Die Lehrergewerkschaft Erziehung und Wissenschaft (GEW) rechnet mit enormen Herausforderungen für Schulen und Kitas angesichts des Flüchtlingszustroms.

„Um diesen ein qualitativ gutes Schulangebot zu machen, sind rund 25 000 Lehrkräfte zusätzlich notwendig“, sagte die GEW-Vorsitzende Marlis Tepe dem RedaktionsNetzwerk Deutschland, dem  mehr als 30 Zeitungen angehören. In den Kitas erwartet die GEW bis zu 100 000 zusätzliche Kinder.

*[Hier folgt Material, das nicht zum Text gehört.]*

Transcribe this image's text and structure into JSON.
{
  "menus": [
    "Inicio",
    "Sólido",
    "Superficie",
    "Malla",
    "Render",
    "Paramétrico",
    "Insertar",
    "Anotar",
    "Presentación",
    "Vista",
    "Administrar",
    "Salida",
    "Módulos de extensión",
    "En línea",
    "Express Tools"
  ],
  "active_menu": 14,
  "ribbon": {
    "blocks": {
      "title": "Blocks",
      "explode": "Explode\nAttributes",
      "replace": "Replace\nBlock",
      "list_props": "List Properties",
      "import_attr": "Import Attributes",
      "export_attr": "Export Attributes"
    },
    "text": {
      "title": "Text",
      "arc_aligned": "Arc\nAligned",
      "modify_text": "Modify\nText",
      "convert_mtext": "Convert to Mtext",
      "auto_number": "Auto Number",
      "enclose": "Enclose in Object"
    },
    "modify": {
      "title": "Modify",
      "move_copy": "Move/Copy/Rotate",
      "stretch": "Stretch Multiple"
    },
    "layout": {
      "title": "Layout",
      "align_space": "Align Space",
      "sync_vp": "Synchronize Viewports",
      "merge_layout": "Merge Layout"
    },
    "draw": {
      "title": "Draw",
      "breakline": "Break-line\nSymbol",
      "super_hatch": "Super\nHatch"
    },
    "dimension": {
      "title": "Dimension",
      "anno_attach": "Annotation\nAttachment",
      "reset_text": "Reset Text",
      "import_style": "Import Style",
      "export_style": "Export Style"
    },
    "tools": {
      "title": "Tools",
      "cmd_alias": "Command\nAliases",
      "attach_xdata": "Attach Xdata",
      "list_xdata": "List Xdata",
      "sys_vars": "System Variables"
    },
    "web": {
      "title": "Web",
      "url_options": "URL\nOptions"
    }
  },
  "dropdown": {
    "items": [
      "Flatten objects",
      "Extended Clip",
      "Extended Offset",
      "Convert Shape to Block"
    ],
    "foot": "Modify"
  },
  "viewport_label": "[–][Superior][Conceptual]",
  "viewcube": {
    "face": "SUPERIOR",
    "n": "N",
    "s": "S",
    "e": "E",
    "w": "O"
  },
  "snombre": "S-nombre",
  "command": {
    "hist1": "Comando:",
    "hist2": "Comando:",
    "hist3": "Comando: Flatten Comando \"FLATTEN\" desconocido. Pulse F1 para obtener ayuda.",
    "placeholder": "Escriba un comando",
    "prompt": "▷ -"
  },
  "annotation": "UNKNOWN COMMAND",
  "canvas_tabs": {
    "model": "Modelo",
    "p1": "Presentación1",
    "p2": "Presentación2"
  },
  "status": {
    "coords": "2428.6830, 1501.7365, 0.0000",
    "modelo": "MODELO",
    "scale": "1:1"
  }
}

An den Schulen würden jedoch nicht nur mehr Lehrer benötigt, sondern auch Schulpsychologen, -sozialarbeiter und -pädagogen, sagte Tepe weiter. Zudem müssten viele Lehrer zusätzlich im Unterrichten von Deutsch als Zweitsprache geschult werden, hier gebe es bisher einen großen Mangel. Die GEW schlägt daher auch ungewöhnliche Maßnahmen vor, damit möglichst schnell möglichst viele Kinder Deutsch lernen. So sollten auch Pädagogen, die über ein solches Zweitsprach-Zertifikat verfügen, eingestellt werden können. „Da der Bedarf aller Voraussicht nach trotzdem nicht gedeckt werden kann, muss auch über den Einsatz pensionierter Lehrkräfte mit der Qualifikation für Sprachen und über Crashkurse für pädagogisch qualifizierte Menschen nachgedacht werden“, forderte Tepe.